Students who signed up to participate had little to no expectation of what to expect and this left it up to the coaches and team captains to figure out how to make the most of this difficult situation. Students were excited about being able to see and converse with their teammates again and it was a good opportunity for freshmen to be able to branch out and meet new people. Junior Jay Bhanot said, “I anticipated doing most conditioning from home and feeling down, but having Zoom calls with the team was amazing and they exceeded my expectations.”

When the sign-ups were released to be on the virtual team, students had to value whether adding an extra commitment would be a worthwhile use of their time. The change of routine and added social interaction was an appeal to students who may not have tried out for the team under normal circumstances. Junior Sophie Friedman said, “The virtual season was a good use of my time and it was something I had to look forward to. I would get up and spend time with my friends over Zoom.”

Given that this was the first year virtual seasons, coaches came across a lot of challenges along the way, whether it was student engagement, technical difficulties, or making good use of their Zoom time. One of the issues that coaches had to address was to have a Zoom after students have just had a full day of online classes. Marchand said, “We had trouble having a Zoom after I taught a full day and students had classes so we tried to minimize the screen time during our virtual season so this put more accountability on the athletes themselves to perform and accomplish their goals.”
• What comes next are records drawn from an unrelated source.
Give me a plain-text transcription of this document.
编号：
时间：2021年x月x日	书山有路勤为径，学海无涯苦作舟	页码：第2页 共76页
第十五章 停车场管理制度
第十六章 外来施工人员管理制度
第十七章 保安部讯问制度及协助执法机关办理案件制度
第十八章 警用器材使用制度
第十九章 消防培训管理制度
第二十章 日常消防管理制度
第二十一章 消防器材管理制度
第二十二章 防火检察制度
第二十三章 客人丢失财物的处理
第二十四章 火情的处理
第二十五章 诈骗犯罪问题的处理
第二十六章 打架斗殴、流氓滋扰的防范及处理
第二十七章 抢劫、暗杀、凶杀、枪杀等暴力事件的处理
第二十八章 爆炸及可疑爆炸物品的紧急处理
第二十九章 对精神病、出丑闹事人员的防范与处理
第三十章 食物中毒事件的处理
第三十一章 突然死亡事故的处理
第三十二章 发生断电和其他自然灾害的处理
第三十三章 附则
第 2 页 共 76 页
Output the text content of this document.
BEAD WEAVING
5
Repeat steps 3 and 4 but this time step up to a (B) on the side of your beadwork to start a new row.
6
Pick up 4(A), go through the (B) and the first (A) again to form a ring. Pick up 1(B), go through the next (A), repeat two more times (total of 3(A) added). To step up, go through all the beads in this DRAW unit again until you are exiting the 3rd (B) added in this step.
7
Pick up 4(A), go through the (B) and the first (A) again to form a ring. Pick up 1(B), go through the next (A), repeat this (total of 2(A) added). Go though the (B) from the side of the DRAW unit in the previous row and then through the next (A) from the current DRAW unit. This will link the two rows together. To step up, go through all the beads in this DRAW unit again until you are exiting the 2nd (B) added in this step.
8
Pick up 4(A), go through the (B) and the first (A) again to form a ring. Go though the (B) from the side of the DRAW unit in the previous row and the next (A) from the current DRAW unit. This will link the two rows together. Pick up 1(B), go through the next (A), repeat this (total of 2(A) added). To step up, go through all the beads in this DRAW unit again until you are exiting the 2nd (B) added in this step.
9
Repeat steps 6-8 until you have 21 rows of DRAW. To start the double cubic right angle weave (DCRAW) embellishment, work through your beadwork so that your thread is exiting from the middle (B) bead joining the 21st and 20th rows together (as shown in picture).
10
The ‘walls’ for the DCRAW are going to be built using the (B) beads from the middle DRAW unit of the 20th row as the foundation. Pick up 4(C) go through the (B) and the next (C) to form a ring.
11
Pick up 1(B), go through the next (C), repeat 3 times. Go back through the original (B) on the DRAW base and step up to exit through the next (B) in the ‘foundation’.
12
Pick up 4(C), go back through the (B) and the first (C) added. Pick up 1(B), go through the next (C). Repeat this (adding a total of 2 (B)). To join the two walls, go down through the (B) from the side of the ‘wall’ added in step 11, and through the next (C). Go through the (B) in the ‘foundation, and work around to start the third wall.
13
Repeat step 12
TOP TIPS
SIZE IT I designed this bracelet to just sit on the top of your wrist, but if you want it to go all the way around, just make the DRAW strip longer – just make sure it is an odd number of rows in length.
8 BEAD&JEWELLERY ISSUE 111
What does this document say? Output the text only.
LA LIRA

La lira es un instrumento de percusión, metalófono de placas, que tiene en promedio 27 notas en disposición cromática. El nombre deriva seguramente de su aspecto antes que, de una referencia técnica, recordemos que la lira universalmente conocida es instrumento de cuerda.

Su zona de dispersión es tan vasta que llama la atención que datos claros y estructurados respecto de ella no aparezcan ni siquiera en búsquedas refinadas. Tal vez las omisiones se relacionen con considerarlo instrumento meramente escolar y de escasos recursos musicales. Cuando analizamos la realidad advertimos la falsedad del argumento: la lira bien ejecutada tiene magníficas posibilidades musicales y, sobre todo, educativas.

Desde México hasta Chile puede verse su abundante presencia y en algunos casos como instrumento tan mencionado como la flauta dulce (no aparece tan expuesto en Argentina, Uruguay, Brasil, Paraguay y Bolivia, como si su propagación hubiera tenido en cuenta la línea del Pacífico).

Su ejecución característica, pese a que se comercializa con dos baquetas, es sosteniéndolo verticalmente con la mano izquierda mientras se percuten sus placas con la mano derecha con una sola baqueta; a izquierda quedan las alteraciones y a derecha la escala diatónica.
Hopefully, the bonds and relationships that were formed between students and coaches will have a positive carry over to the next in-person season. The virtual season format brought teams closer together, building team chemistry that can have a positive impact on the teams’ performance. Bhanot said, “The virtual season brought the large cross country team closer together, making me more excited for our next season and more motivated to train harder for the in person season.”